Performing the arterial puncture

  1. Cleanse the skin at the puncture site with the alcohol swab. The patient’s hand should be bent back slightly, or a small rolled towel placed under the wrist. This brings the radial artery closer to the surface. Overextending the wrist should be avoided as this might occlude the pulse.
  2. Palpate for the pulse with your index and middle fingers. After locating the strongest pulse sensation, slightly anchor the artery with your index and middle fingers. This will prevent the artery from rolling when you puncture it.
  3. The syringe should be held at 45° angle or less in your opposite hand, much like you hold a pencil or a dart. This near parallel insertion of the needle will minimize trauma to the artery and allow the smooth muscle fibers to seal the puncture hole after you withdraw the needle.
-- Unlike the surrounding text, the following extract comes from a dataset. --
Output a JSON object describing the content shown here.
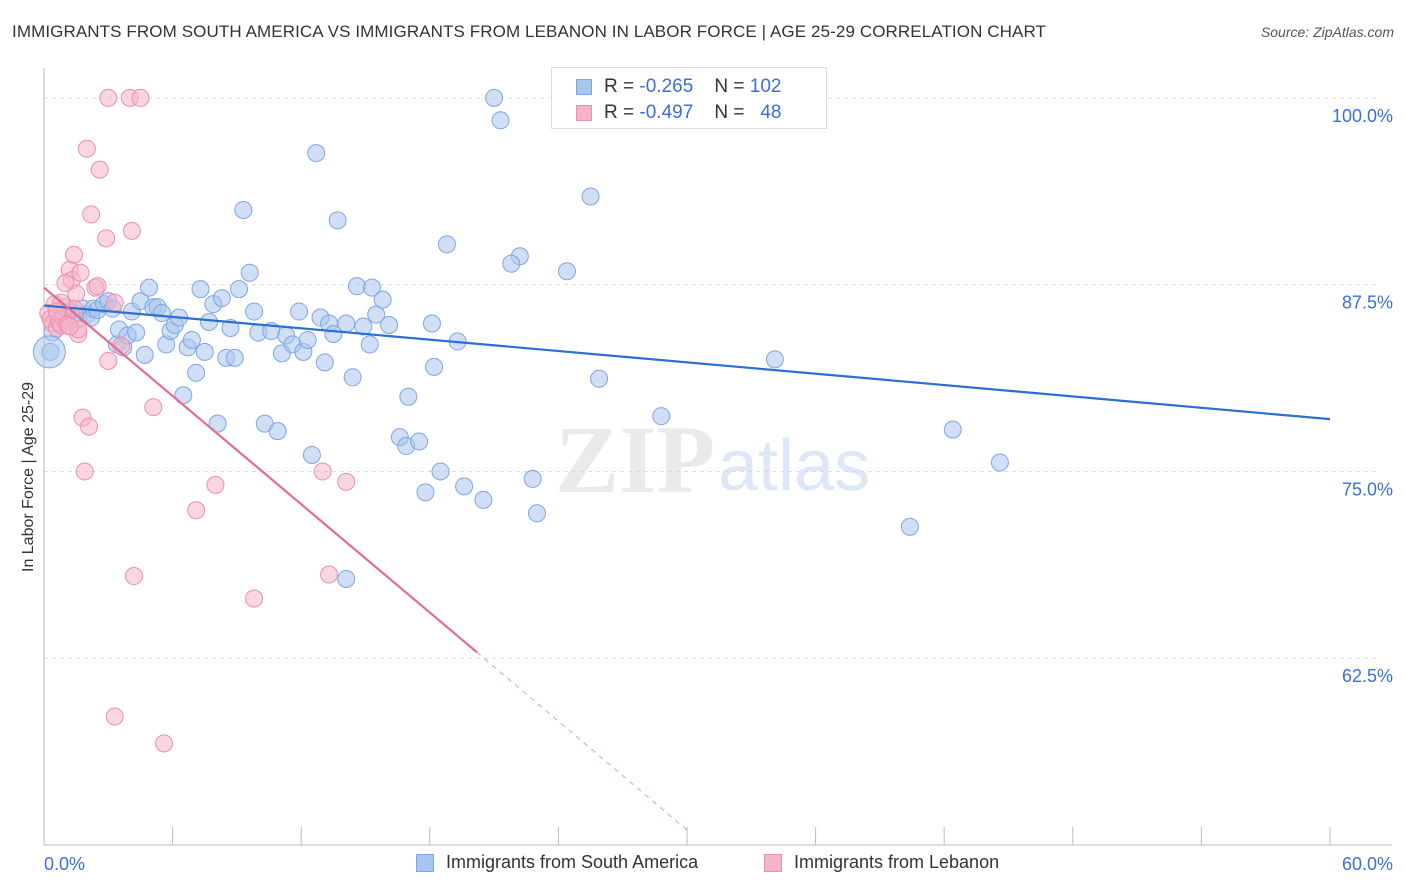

  4. While anchoring the artery and with the bevel of the needle turned upward, insert the needle to just under the skin surface. Now advance the needle slowly until you notice a flashing pulsation of blood in the hub of the needle. Stop and maintain this position until you have collected 2 to 4cc of blood in the syringe.
  5. If you should advance the needle too far, withdraw it slowly until blood flows into the syringe. There should be no need to aspirate the blood into the syringe as arterial pressure will allow auto filling of the syringe. Only in the event that you are using a small gauge needle (e.g. 25 gauge), or the patient is hypotensive, should you aspirate the syringe.
  6. After obtaining the desired amount of blood, withdraw the needle and apply pressure to the puncture site with the 4×4 gauge. After pressure has been applied for 2 minutes, check the site for bleeding, oozing, or seepage of blood. If present, apply pressure until all bleeding has stooped. A long compression time will be necessary for patients on anticoagulant therapy or who have bleeding disorders.
  7. Remove the needle from the syringe. Needle should never be recapped, bent, or purposely broken because of the danger of self puncture. All needles should be placed in designated, puncture resistant containers (commonly known as sharps container)
  8. It is vitally important that air bubbles are removed from the blood gas syringe as they may alter the blood gas results. Hold the syringe upright and gently tap the syringe so that the air bubbles are forced to the top of the syringe where they can be expelled.
  9. Cap the syringe and place the syringe in the bag of ice (icing the sample will prevent any further metabolism of blood). Attach the lab slip to the bag, and have the sample transported to the laboratory. If you are going to analyze the sample, you should do so as soon as possible.